Yes. The general equation is
$$
E^2 = p^2 c^2 + m^2 c^4
$$
where $E$ is the energy, $p$ is the momentum, and $m$ is the rest mass.

In geometrized units where $c = 1$ the above becomes
$$
E^2 = p^2 + m^2
$$which looks like the Pythagorean theorem, similar to this relationship
$$
dt^2 = dx^2 + d\tau^2
$$where $t$ is the coordinate time, $x$ is spatial distance and $\tau$ is proper time of the moving object. When interpreted geometrically, those two Pythagorean equations indeed describe the same shaped (similar) right triangle.

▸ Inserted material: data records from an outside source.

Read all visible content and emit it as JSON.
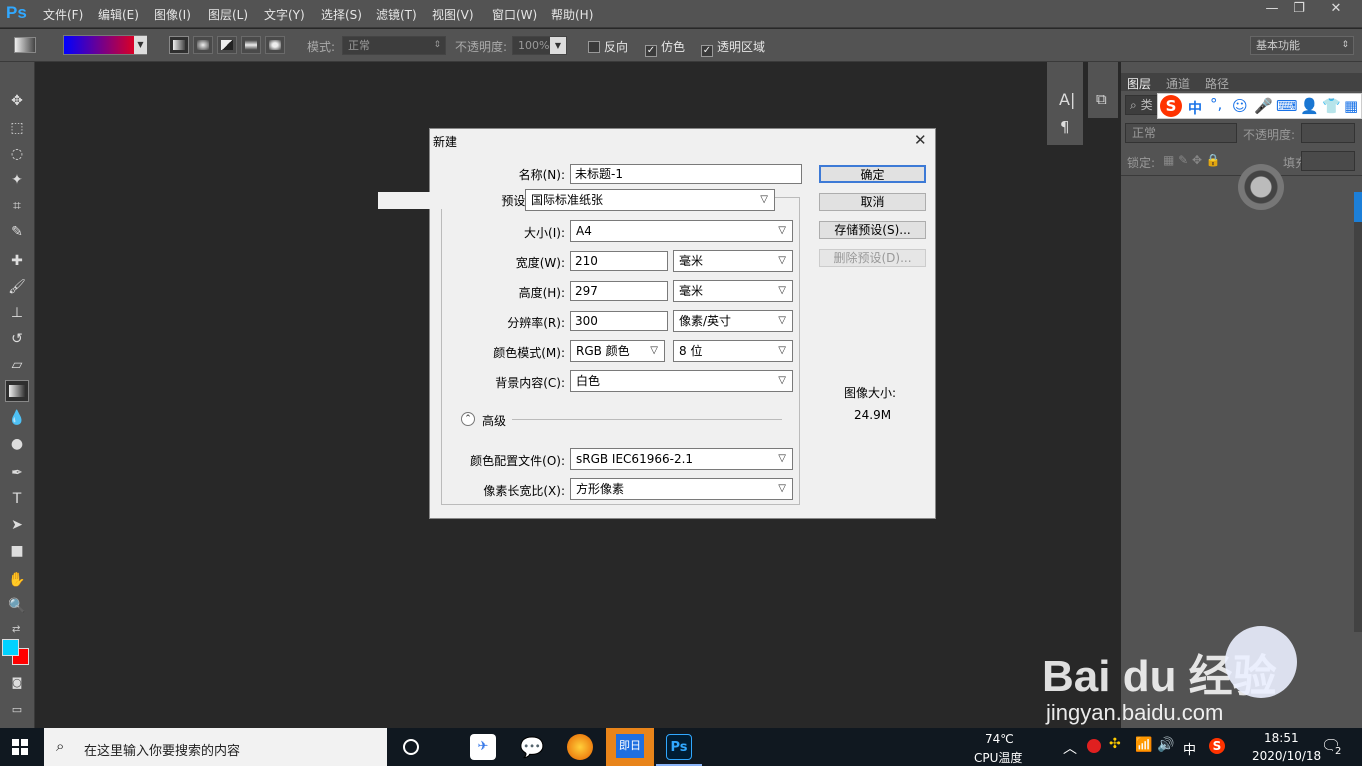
{
  "app": {
    "logo": "Ps"
  },
  "menu": [
    "文件(F)",
    "编辑(E)",
    "图像(I)",
    "图层(L)",
    "文字(Y)",
    "选择(S)",
    "滤镜(T)",
    "视图(V)",
    "窗口(W)",
    "帮助(H)"
  ],
  "window_controls": {
    "minimize": "—",
    "restore": "❐",
    "close": "✕"
  },
  "options": {
    "mode_label": "模式:",
    "mode_value": "正常",
    "opacity_label": "不透明度:",
    "opacity_value": "100%",
    "reverse": "反向",
    "dither": "仿色",
    "transparency": "透明区域",
    "workspace": "基本功能",
    "gradient_colors": [
      "#0000ff",
      "#ff0000"
    ]
  },
  "colors": {
    "foreground": "#00d2ff",
    "background": "#ff0000",
    "accent": "#31a8ff"
  },
  "layers_panel": {
    "tabs": [
      "图层",
      "通道",
      "路径"
    ],
    "filter_label": "类",
    "blend_value": "正常",
    "opacity_label": "不透明度:",
    "lock_label": "锁定:",
    "fill_label": "填充:"
  },
  "ime_bar": {
    "logo": "S",
    "lang": "中"
  },
  "dialog": {
    "title": "新建",
    "close": "✕",
    "name_label": "名称(N):",
    "name_value": "未标题-1",
    "preset_label": "预设(P):",
    "preset_value": "国际标准纸张",
    "size_label": "大小(I):",
    "size_value": "A4",
    "width_label": "宽度(W):",
    "width_value": "210",
    "width_unit": "毫米",
    "height_label": "高度(H):",
    "height_value": "297",
    "height_unit": "毫米",
    "resolution_label": "分辨率(R):",
    "resolution_value": "300",
    "resolution_unit": "像素/英寸",
    "color_mode_label": "颜色模式(M):",
    "color_mode_value": "RGB 颜色",
    "bit_depth": "8 位",
    "background_label": "背景内容(C):",
    "background_value": "白色",
    "advanced": "高级",
    "profile_label": "颜色配置文件(O):",
    "profile_value": "sRGB IEC61966-2.1",
    "aspect_label": "像素长宽比(X):",
    "aspect_value": "方形像素",
    "ok": "确定",
    "cancel": "取消",
    "save_preset": "存储预设(S)...",
    "delete_preset": "删除预设(D)...",
    "image_size_label": "图像大小:",
    "image_size_value": "24.9M"
  },
  "watermark": {
    "brand": "Bai du 经验",
    "url": "jingyan.baidu.com"
  },
  "taskbar": {
    "search_placeholder": "在这里输入你要搜索的内容",
    "apps": [
      "即日",
      "Ps"
    ],
    "temp": "74℃",
    "temp_label": "CPU温度",
    "ime": "中",
    "time": "18:51",
    "date": "2020/10/18",
    "notifications": "2"
  }
}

This is visualized here (just with different names "dynamic / coordinate mass $m$" is used for energy $E$, "proper mass $\mu$" is used for rest mass $m$)
https://archive.org/details/L.EpsteinRelativityVisualizedelemTxt1994Insight/page/n125/mode/2up
https://archive.org/details/L.EpsteinRelativityVisualizedelemTxt1994Insight/page/n127/mode/2up

The linked book also does a good job of differentiating between two key types of relativistic acceleration processes on these pages:
https://archive.org/details/L.EpsteinRelativityVisualizedelemTxt1994Insight/page/n139/mode/2up

1) (page 127) Acceleration with constant total energy $E$, and decreasing rest mass $m$.

Here, propulsive energy is stored on board and consumed, thus decreasing the rest mass according to mass-energy-equivalence (not due to ejecting burned fuel). This applies to a wind-up-car, or a car with matter-antimatter-annihilation drive. Here the rest mass is effectively converted into momentum, which in the limiting case of annihilating all of the rest-mass lets you approach light speed (dynamic-mass arrow approaches horizontal), while total energy $E$ (length of the dynamic-mass arrow) remains constant.

2) (page 128) Acceleration with constant rest mass $m$, and increasing total energy $E$.

Here, propulsive energy is supplied to the object from outside. Like for an electric train, or linear particle accelerator. The geometry in figure 8-7 shows, that for non-zero rest mass $m$, approaching light speed (dynamic-mass arrow approaches horizontal) makes the energy $E$ (length of the dynamic-mass arrow) tend to infinity.